Polyurethane foam is typically rated with a 6 month aged value because its ability to resist the flow of thermal energy MAY change in the first several months after production due to a variety of factors including the siding materials enclosing the foam and the atmosphere at which the foam acclimates. Eco-Panels has done quite a bit of study of the stated R values of our foam and we feel comfortable with the numbers that we state.
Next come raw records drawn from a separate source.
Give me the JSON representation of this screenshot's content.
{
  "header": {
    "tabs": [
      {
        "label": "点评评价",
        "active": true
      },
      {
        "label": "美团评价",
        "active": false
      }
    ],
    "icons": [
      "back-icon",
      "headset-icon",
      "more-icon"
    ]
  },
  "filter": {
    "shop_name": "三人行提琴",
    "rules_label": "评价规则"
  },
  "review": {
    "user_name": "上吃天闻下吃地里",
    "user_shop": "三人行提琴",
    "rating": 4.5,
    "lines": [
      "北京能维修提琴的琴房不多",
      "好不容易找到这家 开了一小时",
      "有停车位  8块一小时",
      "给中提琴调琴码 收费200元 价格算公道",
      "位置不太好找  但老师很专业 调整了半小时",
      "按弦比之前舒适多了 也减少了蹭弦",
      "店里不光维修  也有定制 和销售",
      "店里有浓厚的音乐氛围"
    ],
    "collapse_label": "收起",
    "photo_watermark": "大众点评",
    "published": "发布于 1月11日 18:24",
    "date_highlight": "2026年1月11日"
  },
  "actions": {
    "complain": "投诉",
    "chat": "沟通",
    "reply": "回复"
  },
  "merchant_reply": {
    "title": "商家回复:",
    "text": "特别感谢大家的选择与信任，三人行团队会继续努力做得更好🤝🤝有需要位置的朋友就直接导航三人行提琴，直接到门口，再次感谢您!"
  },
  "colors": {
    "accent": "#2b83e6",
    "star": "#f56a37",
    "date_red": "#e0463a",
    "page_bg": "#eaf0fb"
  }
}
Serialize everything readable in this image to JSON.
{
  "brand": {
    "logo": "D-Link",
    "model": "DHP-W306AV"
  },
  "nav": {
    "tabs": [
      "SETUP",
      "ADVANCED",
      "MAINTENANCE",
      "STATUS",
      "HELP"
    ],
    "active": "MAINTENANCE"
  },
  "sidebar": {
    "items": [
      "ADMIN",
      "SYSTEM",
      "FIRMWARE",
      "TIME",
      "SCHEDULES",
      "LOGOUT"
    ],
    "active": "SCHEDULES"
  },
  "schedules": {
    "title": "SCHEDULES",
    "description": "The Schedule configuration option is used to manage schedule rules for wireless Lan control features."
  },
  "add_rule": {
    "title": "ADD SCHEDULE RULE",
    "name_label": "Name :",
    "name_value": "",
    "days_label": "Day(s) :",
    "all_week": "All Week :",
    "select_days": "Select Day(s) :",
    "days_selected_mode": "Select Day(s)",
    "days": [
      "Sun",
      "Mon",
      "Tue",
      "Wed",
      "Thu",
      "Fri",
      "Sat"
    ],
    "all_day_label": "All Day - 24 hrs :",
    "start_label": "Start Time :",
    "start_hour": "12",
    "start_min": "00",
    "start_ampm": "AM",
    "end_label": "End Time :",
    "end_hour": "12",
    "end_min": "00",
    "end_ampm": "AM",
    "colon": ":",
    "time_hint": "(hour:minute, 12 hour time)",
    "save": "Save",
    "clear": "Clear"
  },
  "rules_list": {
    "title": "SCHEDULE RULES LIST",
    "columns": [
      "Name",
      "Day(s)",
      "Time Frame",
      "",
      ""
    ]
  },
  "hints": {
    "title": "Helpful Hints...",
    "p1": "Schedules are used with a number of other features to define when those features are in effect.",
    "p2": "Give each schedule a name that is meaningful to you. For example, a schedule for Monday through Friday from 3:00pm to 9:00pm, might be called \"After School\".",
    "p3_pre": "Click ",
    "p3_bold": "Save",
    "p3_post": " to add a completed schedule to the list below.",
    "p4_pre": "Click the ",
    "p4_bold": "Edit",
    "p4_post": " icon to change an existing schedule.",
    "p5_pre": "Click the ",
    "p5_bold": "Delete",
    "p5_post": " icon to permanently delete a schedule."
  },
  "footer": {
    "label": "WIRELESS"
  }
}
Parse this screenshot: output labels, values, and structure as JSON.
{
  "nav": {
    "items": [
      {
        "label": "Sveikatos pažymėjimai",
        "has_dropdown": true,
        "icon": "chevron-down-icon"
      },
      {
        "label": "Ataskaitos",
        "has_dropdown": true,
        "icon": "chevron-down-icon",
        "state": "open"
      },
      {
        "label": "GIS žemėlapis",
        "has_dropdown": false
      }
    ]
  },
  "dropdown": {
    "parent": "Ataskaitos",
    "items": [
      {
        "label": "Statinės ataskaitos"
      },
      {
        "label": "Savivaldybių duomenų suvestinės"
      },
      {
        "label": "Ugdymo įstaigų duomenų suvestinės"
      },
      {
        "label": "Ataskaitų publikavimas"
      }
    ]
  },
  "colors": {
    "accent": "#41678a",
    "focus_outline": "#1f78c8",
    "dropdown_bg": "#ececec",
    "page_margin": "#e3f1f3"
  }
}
[+] Does your foam offgas?

No! Some of our competitors and a few of the less knowledgeable state that our foam offgases harmful chemicals - this is not true. Some people draw the conclusion that since the foam may lose a little bit of its effectiveness in insulating (typ. less than 10%) after initial manufacture then we must be offgassing something - simple reasoning may imply just that, "you lose R value, therefore you lose something from the foam". Wrong. Now for your chemistry lesson. The foam we manufacture has no HCFCs, no CFCs and no formaldehydes. One of the special features of our blowing agent - the agent that causes the foam to "foam" expanding with billions of tiny bubbles - is its non-polarized molecule. When the bubble forms, a microscopic amount of agent that was originally part of the forming of the bubble is left unused and drops back to the inside of the newly formed bubble. Because these molecules are non-polarized they do not align themselves with neighbor cells and so they do not allow the transfer of thermal energy (making this a very effective insulating agent). The bubble itself is formed in an exothermic (low temp boil) reaction - much like the boiling of water - where a small amount of heat is generated from the chemical reaction. When the bubble that has formed in a heated reaction starts to cool it loses internal pressure creating a negative pressure inside the bubble (since the shell of the bubble formed and solidified at a higher temp). This negative pressure inside the bubble will seek to equalize with the outside environment depending upon the ambient temperature, air pressure, etc. The permeability of polyurethane foam is pretty low - less than 2perms per inch - and so while it takes time eventually molecules that exist in the surrounding ambient air will seek to fill the voids in the bubbles until equilibrium pressure is achieved throughout the panel. It is the few molecules of ambient air that have crept inside of the bubbles in the foam to fill the small remaining space that will in turn align themselves in a polarized fashion to conduct more thermal energy than had occurred when they were not present.